Neyse, “Usame Bin Laden Öldürüldü” haberini gördüğümde hemen bu konuda ilk andan itibaren neler dediğime bir göz atma ihtiyacı duydum. Bunun için konu ile ilgili kitaplarımdan, şahsımla yapılmış röportajlara, TV konuşmalarıma, makalelerime yeniden bir göz atma ihtiyacı duydum. Daha ilk anlardan itibaren muhtelif tarihlerde de sık sık tekrarladığım gibi hep “Usame Bin Laden ‘yakalanamıyor’ değil bilinçli olarak ‘yakalanmıyor.’ Çünkü yeni 11 Eylül’lere ve ‘günah keçisi’ ilan edecekleri birine ihtiyaçları var. Bu ihtiyaç ortada kaldığı sürece Usame imajı gerekli. Kaldı ki yakalansa bile sağ ele geçirileceğini hiç sanmıyorum” mealinde şeyler söylemişim. “Sağ ele geçirileceğini hiç sanmıyorum” diyerek de –meğerse- ayrıca isabet kaydetmişim galiba…
 
Peki beni böyle düşünmeye iten ne idi öncelikle? Bunu anlamak için Usame Bin Laden’i doğuran koşulları anlamak gerekecektir belki de. Bin Laden aslında halen Soğuk Savaş döneminin bir uzantısı olan Afganistan savaşının bir türeviydi.
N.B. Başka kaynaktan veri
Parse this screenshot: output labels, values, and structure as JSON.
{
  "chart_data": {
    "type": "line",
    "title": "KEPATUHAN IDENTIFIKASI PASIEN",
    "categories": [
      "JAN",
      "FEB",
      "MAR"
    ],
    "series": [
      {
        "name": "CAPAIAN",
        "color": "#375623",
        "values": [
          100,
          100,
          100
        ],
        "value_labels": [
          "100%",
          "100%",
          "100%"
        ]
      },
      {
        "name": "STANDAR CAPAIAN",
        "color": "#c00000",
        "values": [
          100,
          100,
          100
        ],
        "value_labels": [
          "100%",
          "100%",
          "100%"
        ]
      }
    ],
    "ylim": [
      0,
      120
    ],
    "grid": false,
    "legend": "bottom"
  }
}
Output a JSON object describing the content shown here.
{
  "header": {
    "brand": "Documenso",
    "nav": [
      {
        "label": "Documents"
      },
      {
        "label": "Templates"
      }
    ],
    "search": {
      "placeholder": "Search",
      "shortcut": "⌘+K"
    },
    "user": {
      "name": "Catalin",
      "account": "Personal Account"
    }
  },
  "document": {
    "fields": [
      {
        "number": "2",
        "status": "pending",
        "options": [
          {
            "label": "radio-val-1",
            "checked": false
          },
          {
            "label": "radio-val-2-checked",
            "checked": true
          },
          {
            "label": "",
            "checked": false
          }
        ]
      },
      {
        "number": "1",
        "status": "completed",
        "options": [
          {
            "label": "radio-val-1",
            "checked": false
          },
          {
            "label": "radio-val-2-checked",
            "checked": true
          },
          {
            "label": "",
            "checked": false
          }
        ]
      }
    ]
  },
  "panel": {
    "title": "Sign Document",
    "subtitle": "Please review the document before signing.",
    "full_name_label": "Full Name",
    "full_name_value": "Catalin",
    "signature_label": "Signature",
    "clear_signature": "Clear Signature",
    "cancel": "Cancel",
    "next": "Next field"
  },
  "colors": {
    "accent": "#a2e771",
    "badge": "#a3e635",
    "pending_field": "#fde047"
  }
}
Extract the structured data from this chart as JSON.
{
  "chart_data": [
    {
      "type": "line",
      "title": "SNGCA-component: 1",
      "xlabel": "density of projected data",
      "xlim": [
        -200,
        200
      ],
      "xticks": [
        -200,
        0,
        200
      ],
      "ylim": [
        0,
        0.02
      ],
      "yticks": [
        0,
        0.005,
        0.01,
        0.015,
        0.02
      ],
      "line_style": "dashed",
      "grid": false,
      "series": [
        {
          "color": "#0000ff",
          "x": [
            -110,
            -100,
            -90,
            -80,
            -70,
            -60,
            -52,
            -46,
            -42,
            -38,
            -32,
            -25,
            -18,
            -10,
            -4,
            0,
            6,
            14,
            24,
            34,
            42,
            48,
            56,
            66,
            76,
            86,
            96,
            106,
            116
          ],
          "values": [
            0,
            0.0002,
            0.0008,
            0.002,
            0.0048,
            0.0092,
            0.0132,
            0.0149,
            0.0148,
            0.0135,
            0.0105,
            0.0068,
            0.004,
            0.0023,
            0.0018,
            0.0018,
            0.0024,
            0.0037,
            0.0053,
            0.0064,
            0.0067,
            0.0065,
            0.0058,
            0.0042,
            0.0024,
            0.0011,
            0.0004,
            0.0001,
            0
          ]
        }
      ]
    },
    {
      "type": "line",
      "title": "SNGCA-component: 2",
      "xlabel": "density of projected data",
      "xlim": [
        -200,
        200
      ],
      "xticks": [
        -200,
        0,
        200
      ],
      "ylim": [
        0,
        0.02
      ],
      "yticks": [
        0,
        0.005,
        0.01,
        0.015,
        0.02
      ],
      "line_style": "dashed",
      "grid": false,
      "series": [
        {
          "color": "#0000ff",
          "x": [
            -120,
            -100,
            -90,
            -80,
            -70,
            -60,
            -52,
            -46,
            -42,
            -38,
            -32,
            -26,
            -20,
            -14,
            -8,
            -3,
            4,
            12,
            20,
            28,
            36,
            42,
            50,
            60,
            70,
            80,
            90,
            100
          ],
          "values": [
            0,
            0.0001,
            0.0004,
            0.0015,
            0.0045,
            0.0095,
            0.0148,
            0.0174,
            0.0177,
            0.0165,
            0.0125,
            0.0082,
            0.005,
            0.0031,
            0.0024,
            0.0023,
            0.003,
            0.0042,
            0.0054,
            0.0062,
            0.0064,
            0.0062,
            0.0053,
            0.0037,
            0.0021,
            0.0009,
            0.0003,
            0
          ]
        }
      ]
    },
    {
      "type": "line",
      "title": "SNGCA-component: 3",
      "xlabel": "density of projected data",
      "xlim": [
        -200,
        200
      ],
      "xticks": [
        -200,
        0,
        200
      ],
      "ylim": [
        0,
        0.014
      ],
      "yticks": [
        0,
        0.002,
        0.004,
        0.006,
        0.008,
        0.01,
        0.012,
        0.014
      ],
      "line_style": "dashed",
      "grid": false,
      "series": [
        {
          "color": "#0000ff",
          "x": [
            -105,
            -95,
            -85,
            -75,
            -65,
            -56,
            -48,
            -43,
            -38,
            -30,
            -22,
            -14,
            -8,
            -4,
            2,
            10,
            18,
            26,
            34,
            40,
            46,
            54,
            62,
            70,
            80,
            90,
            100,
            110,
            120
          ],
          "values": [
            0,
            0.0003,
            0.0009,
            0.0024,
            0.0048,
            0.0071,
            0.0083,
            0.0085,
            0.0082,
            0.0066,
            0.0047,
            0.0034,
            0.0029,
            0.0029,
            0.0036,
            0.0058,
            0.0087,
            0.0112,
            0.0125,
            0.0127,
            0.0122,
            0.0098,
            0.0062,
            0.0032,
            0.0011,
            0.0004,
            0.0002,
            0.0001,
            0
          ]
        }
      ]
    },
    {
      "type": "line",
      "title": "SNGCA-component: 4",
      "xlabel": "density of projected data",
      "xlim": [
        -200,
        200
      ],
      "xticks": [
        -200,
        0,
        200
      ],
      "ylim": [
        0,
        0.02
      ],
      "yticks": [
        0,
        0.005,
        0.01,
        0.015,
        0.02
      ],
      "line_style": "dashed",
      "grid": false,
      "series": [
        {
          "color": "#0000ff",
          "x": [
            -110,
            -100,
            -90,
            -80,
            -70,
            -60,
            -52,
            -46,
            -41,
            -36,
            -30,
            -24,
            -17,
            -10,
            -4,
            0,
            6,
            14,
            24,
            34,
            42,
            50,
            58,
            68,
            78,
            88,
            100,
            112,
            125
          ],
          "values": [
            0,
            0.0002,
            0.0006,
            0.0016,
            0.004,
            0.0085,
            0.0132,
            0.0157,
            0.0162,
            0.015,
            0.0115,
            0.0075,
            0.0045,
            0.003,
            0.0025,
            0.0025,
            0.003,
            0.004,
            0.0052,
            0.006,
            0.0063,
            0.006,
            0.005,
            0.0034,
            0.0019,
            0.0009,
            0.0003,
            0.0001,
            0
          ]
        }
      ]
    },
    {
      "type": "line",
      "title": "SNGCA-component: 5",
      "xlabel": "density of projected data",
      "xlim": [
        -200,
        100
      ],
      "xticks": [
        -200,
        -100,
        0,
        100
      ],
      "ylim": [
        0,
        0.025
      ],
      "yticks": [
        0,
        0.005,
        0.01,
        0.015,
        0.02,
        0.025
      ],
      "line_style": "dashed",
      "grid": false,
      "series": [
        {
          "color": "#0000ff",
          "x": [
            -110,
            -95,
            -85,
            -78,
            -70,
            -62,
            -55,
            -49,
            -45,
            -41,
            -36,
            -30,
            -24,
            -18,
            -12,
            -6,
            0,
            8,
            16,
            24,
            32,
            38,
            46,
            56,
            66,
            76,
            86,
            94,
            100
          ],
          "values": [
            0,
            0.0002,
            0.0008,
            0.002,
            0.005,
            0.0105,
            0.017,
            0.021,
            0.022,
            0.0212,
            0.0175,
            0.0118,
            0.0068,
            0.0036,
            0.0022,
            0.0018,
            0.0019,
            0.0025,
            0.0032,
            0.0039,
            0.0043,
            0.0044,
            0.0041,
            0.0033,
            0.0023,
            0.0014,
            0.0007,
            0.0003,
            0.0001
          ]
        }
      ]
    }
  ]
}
ABD’nin o dönem için geliştirdiği “Yeşil Kuşak Projesi” nin (Yeşil Kuşak “Ilımlı İslam”ın aksine “radikal” İslama dayalı bir projeydi) bir unsuruydu. Pakistan ve Suudi İstihbarat servislerinin kontrolünde, CİA’nın rahle-i tedrisatından geçmiş bir figürdü. Ancak gel zaman git zaman “kontrolden çıktığı” ve “başına buyruk” İslami devrimcilik oynamaya karar verdiği söylendi. (Ne gariptir ki 11 Eylül’den kısa bir süre önce gene CİA’nın kontrolünde hastaneye yatırılacaktı!) Artık ABD’yi karşısına almış bir “yaramaz çocuk”tu o. Hatta kurduğu “El Kaide” örgütü ile ABD’ne savaş açmış ve sonunda bu tavrını 11 Eylül eylemiyle taçlandırmıştı. Artık karşımızda dünyayı tir tir titreten bir “heyula” vardı!
 
Sorumuza tekrar dönersek; Usame Bin Laden’in “sağ yakalanması” bu saatten sonra mümkün değildi. Değildi çünkü CİA ile bu derece “halvet” olmuş birinin, 11 Eylül’ün gerçek “arka planı”nı bilen birinin yakalanması zaten imkânsızdı. Sağ yakalayıp da ne yapacaklardı? Turşusunu mu kuracaklardı? Mahkeme mi edeceklerdi? (Saddam gibi de yapamazlardı. Çünkü onun ipini başkalarına çektirdiler!) ABD ile “al gülüm ver gülüm” ilişkilerinin ortaya saçılması ihtimalini kim göze alabilirdi? Ayrıca ABD’nin karizması açısından, ABD toplumunun “tatmin” edilmesi ve “Müslüman Obama” saldırılarıyla hayli yıpratılan, kendisi de zaten bir “dizayn” eseri olan Obama imajının acilen bir “parlatılma”ya ihtiyacı vardı. Bu açıdan Usame Bin Laden’in ölmesi gerekiyordu (fiziken veya manen) ve öldü! Ben bir taşla birkaç kuş vurmak diye buna derim!
 
ÖLÜSÜ DİRİSİNDEN DAHA MAKBUL!
 
Peki bugün olan ne o halde? Çok basit! Düne kadar “Bin Laden” ismi ön planda iken artık –zaten uzun süredir olduğu gibi- “El Kaide” ismi ön plana çıkacaktır. Dahası El Kaide’yi yeniden harekete geçmiş göstermeleri için yeni bir “bahane”ye ihtiyaç vardı. Böylelikle El Kaide liderlerinin intikamını almak için dünya çapında yeni ve sarsıcı bir eylem gerçekleştirecekti. Bunu da Usame Bin Laden’in ölümünün “misillemesi” senaryosu üzerinden yürüteceklerdi. Usame Bin Laden ister gerçekten isterse de muhtelif komplo teorilerinde olduğu gibi halen “yaşıyor” olsun bunun bir önemi yoktu artık. Aradıkları yeni bir terör eylemini tetikleyecek (Böylelikle 11 Eylül komplosunu da bir anlamda revize edecek) yeni bir “gerekçe” idi. Şimdi bu sağlanmış görünüyor. Bu anlamda Usame Bin Laden’in ölüsü dirisinden daha makbul ve belli ki yeni bir “Küresel Terör” dalgasına hizmet edecek.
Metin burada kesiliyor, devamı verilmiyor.